Discovery and Biosynthesis of the Novel Glycotetrapeptide Antibiotic Biffamycin A

The clinical deployment of antibiotics is undermined by antimicrobial resistance. Without new agents to treat antibiotic‐resistant bacterial infections, mortality rates are predicted to reach 10 million people per year by 2050. Most antibiotics are derived from natural products (NPs) produced by bacteria; however, this resource was abandoned by industry because of high rediscovery rates. We are amid a natural product renaissance fuelled by inexpensive access to genome sequencing and sophisticated bioinformatic tools, which have highlighted that most of the biosynthetic pathways for NPs are not expressed in the laboratory. Here, we engineered the expression of a silent biosynthetic gene cluster harboured by an environmental isolate of Streptomyces albidoflavus. Using a bioinformatics‐guided approach, we isolated and structurally characterised a novel glycopeptide antibiotic (GPA) named biffamycin A, which is the smallest GPA known and harbours unprecedented 5‐chloro‐4‐methoxy tryptophan and 3‐hydroxy(α‐D‐mannoysl)‐D‐lysine moieties.

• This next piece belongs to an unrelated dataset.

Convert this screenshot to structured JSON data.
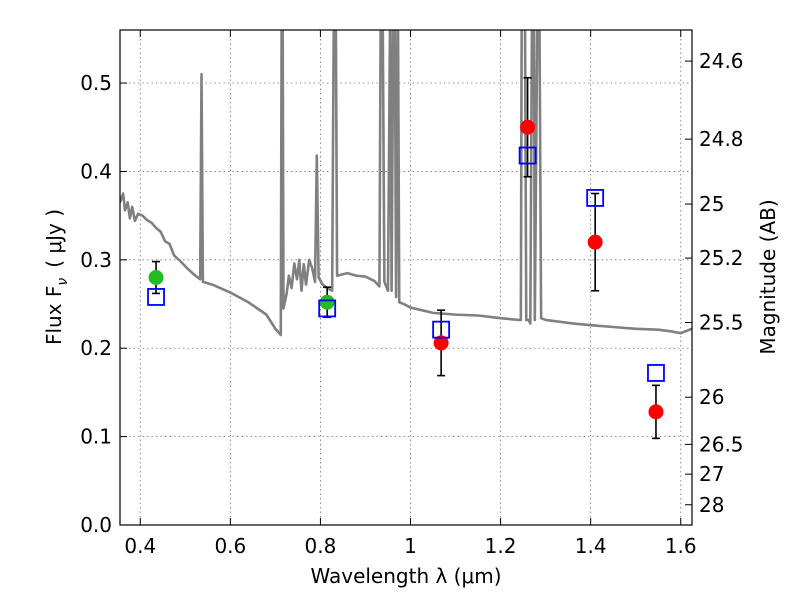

Biffamycin A possesses antimycobacterial and antistaphylococcal bioactivity, including against methicillin‐ and vancomycin‐resistant Staphylococcus aureus. Genetic de‐regulation of a silent biosynthetic pathway allowed isolation and characterisation of a novel glycopeptide antibiotic named biffamycin A, which harbours unprecedented 5‐chloro‐4‐methoxy tryptophan and 3R‐hydroxy(α‐D‐mannoysl)‐D‐lysine moieties and is bioactive against MRSA and VRSA.